Hynri sat with her in the shuttered office of the abandoned textile mill that rested above the organization’s central operations. He was a slim young man, just twenty-five, but he held himself like a man much older, cynical of the world.
“They call us terrorists,” he said.
“Of course they do. It’s why we must stay away from civilian targets. We are already feared and hated. People must see the good we do,” Inaya said.
“We have tried that for generations,” he said. “People see what shifters have to contribute. They choose to murder and enslave us all for it. You asked us to act out violently and now you want to rein us in? I don’t understand.”
“You will. We have gained their attention. Now we must hold it. Twist it. We must rewrite our story from one of fear to one of celebration. When you discovered you were a shifter, what did you do?”
“I wanted to kill myself, to be honest.”
“And you never told anyone what you were.”
He shook his head. “I joined the Fourré just a few months later. My family never found out.”
Inaya leaned toward him. “We have a narrative in this country that shifters are in the minority. That we are some statistical anomaly. But my mother and I, we lived for many years without anyone knowing what we were. If we all admitted to what we are, how many shifters do you think would be revealed? I don’t believe men and women want to kill their children. I believe we want what is best for them. When the priests come for children, and not just those who are not careful, I think we will see a change.”
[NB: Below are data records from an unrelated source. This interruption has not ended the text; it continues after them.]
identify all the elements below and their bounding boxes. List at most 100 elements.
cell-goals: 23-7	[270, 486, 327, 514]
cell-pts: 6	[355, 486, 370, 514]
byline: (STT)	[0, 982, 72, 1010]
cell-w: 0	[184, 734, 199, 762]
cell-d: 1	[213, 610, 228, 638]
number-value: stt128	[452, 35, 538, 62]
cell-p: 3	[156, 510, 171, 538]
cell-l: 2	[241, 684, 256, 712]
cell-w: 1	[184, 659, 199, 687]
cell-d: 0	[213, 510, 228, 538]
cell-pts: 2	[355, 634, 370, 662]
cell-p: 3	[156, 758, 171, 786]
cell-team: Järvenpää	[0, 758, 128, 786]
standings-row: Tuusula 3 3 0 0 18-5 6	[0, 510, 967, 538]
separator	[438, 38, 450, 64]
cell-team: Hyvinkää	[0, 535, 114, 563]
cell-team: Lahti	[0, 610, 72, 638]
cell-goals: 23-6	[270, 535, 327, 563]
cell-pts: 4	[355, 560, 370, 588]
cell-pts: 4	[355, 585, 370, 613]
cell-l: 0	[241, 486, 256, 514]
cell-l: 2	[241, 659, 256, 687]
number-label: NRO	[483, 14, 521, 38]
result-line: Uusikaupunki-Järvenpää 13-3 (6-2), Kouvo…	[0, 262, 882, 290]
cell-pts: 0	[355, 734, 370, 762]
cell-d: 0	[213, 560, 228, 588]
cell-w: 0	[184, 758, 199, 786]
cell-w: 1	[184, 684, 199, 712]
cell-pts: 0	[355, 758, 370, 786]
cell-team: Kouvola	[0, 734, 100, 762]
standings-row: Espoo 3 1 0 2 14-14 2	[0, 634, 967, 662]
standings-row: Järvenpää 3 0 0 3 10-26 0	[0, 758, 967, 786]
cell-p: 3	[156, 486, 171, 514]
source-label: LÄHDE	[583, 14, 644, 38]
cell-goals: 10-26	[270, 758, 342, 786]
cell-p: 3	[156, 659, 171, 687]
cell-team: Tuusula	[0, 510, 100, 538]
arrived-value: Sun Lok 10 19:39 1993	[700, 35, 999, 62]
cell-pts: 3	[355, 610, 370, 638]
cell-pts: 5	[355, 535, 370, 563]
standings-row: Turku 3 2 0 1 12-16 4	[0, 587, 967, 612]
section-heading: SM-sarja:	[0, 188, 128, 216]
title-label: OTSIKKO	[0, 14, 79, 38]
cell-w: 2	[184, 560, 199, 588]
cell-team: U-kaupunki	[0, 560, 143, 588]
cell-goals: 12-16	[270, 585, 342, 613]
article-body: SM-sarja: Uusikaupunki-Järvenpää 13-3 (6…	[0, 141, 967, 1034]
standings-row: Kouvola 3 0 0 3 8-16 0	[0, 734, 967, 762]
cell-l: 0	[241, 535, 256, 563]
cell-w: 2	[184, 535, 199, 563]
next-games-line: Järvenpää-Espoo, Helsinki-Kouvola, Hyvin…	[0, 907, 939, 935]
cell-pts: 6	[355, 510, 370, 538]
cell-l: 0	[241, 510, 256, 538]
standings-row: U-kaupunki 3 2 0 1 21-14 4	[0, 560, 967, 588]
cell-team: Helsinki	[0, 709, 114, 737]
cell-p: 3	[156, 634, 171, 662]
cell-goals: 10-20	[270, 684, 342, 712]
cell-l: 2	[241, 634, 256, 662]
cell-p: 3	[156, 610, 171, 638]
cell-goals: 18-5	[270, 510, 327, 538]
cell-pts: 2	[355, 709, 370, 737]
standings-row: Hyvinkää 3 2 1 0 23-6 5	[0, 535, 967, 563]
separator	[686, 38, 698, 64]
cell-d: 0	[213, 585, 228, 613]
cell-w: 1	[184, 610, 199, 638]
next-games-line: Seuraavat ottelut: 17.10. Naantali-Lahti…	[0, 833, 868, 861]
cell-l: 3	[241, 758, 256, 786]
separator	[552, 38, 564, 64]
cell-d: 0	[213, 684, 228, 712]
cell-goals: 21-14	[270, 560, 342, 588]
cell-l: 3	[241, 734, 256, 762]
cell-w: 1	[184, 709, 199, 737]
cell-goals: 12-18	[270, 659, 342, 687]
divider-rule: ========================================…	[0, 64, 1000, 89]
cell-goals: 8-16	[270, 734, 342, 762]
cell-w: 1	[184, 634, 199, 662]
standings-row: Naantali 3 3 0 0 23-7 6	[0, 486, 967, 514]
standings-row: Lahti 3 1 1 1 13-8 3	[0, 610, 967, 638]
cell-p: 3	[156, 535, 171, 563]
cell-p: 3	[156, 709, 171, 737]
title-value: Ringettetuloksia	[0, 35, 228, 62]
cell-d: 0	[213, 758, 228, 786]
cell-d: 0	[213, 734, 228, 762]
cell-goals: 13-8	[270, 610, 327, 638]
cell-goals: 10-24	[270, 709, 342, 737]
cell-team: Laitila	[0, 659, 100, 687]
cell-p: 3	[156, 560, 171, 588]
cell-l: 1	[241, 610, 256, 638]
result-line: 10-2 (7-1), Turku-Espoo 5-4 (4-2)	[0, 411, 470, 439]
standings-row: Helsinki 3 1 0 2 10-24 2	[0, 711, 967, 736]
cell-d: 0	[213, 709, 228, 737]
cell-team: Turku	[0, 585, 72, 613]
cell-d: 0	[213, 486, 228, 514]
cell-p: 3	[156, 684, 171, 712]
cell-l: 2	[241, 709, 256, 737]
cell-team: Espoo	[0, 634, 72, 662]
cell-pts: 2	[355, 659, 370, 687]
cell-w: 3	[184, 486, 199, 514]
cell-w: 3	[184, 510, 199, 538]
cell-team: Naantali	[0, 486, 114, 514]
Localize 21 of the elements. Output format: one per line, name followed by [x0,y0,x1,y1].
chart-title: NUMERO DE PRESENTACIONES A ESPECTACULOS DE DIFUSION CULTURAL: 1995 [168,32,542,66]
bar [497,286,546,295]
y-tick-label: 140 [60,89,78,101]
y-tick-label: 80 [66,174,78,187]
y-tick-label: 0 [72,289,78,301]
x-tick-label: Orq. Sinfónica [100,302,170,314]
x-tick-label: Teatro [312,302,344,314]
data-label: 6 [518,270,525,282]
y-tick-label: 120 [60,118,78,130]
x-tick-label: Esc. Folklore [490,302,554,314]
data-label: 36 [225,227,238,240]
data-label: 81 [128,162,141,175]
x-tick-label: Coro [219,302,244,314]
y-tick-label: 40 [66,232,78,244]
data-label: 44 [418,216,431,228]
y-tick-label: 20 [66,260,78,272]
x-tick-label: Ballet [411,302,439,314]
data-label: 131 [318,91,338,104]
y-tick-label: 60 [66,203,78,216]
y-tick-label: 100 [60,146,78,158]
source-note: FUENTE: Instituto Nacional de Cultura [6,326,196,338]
“You propose to turn over the nation’s children to the priests?”
“No. There is something more than violence that Nasheenians taught me, and that is the awful brutality of speaking absolute truth. I propose that we begin to unmask ourselves. We speak the truth of ourselves. We tell them just how many of us there are.”
“They will see us as an even bigger threat.”
“Will they? Or will they simply see that they are
condemning their own sons and daughters, mothers and fathers? We can show them another future.”
“What future? Us? Our lives? Our lives are not glamorous, Madame.”
“Aren’t they? I know many shifters, not just those in the movement. They have families. Husbands and wives. Sons and daughters. They live respectably.”
“And covertly.”
“It is our obligation to convince them to live otherwise.”
“They’ll be killed. I have seen it happen, Madame.”
“Some may die,” Inaya conceded. “But many are dying already.”
“Blood will run through the streets. I see genocide, Madame. I see it as plainly as I see you.”
Inaya placed her hand on his. His hand was cool. She saw the terror in his face. These were men and women who had killed for her, and for themselves. They risked death and dismemberment each day in the fulfillment of their duties for the Fourré. Yet here they were, in shocked terror at the idea of doing the one thing that may set them free: speak the truth of what they were.
“There will be a great many of us. The priests can stop a rill, but they cannot stop a river. We must show them our true numbers. Our true strength,” she said.
His eyes filled with tears. He pulled his hand away and he wept openly in front of her, like a child or a priest. He was so young—nearly the same age she had been when she fled Ras Tieg, terrified and newly pregnant, running toward an uncertain future that, she believed, held nothing but death and dishonor.
“You tell us to be brave,” he said. “You tell us not to be violent, but I heard about the murdered priests.”
“It was a rogue act. The boy is no longer part of the organization. It will not happen again. We will not tolerate further violence.”